Politics

Brazilian government calls for halt to “Cuties” screenings, Netflix probe

Rio de Janeiro, Sep 21 (efe-epa).- The Jair Bolsonaro administration on Monday called for a halt to local screenings of the French film “Mignonnes” (“Cuties”) and for an investigation into Netflix for allegedly offering “child pornography” and a film with scenes “simulating sexual practices” to the public.

“Boys, girls and teens are the nation’s most precious and most vulnerable asset. It’s of interest to all of us to stop any content that puts children at risk or exposes them to early eroticization. The government of President Jair Bolsonaro will not halt in this fight,” said evangelical pastor and the minister of Women, the Family and Human Rights, Damares Alvez, in a statement.

Known as “Cuties” in the English-speaking world and recently arriving at movie theaters in Brazil, the film tells the story of an 11-year-old Muslim girl who goes to live in France with her family and struggles against her culture’s traditions and the modernity offered via the Internet. In her new home, she meets two other teen girls with whom she forms a dance group.

During the film the hypersexuality of the teens is clearly portrayed but there are no scenes with explicit sex, whether real or simulated, and the private parts of the minors are not shown.

In a letter sent to the Coordinator of the Permanent Committee on Childhood and Youth (COPEIJ), the Ministry said that although the film shows “the development of sexual identity” it could lead “to the normalization of child hypersexuality.”

“The film presents child pornography and multiple scenes that focus on the intimate parts of the girls while they perform erotic movements while dancing, contorting themselves and simulating sexual activities,” said the document signed by Mauricio Cunha, the national secretary for the rights of Children and Teenagers (SNDCA), as cited in the statement.

In the missive, the government also says that the film contains a “clear feedback for the lechery of people who feel sexually attracted to children and teenagers, as well as a clear advertisement for the child pornography industry.”

In addition to suspending the screening of the film in Brazil, the governments wants to determine who bears “the responsibility for advertising and distributing pornographic content involving children,” thus the call for a probe of Netflix.

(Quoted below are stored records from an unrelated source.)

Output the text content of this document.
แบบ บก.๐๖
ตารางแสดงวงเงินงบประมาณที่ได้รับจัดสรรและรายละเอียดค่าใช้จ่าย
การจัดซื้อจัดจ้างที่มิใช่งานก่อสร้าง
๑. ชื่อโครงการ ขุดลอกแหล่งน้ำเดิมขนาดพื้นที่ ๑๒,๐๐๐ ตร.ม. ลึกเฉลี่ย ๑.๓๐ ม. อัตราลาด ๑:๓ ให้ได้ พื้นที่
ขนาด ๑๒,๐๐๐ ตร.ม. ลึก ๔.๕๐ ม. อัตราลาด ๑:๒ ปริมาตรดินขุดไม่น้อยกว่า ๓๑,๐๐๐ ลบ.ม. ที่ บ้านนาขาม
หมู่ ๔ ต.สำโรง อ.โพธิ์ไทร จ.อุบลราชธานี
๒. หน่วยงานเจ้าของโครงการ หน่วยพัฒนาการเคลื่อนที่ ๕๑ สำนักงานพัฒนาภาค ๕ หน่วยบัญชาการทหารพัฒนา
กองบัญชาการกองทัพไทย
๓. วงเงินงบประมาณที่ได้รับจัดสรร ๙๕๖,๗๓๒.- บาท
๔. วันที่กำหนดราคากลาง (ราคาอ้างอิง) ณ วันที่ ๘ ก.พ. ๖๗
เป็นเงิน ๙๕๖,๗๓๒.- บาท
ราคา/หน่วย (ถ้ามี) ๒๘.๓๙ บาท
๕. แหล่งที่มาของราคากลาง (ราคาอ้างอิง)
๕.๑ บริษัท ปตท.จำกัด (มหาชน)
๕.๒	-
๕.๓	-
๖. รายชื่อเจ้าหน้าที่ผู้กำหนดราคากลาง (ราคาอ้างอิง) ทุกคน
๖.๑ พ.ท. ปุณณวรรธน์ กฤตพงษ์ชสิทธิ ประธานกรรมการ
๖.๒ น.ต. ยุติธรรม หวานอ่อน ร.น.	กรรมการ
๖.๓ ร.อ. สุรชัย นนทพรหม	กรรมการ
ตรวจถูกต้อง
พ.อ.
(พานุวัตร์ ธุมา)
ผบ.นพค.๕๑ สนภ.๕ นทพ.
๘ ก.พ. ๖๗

According to Brazilian law, “selling or exposing for sale video or other media containing a pornographic scene that involves children and teenagers” is a crime that can be punished with between four and eight years in prison, as per the Childhood and Adolescence Law.

The film, which won awards at the Sundance Film Festival, was directed by French moviemaker and screenwriter Maimouna Doucoure and stars Fathia Youssouf, along with teens Medina El Aidi-Azouni and Maimouna Gueye.

The discomfort of Minister Alvez regarding the film has been public knowledge since last week when she protested it, calling it “abominable.”

“I’m angry, Brazil! I’m very angry! A production like this is abominable. Girls in erotic positions and dressed as adult dancers,” she wrote on her Facebook profile.

“I want to make clear that we’re not going to make concessions to anything that eroticizes or normalizes pedophilia! I want to take advantage of this and send a message to pedophiles who have abused our children for years: In Brazil there is a government that really is concerned with protecting boys, girls and families,” she added.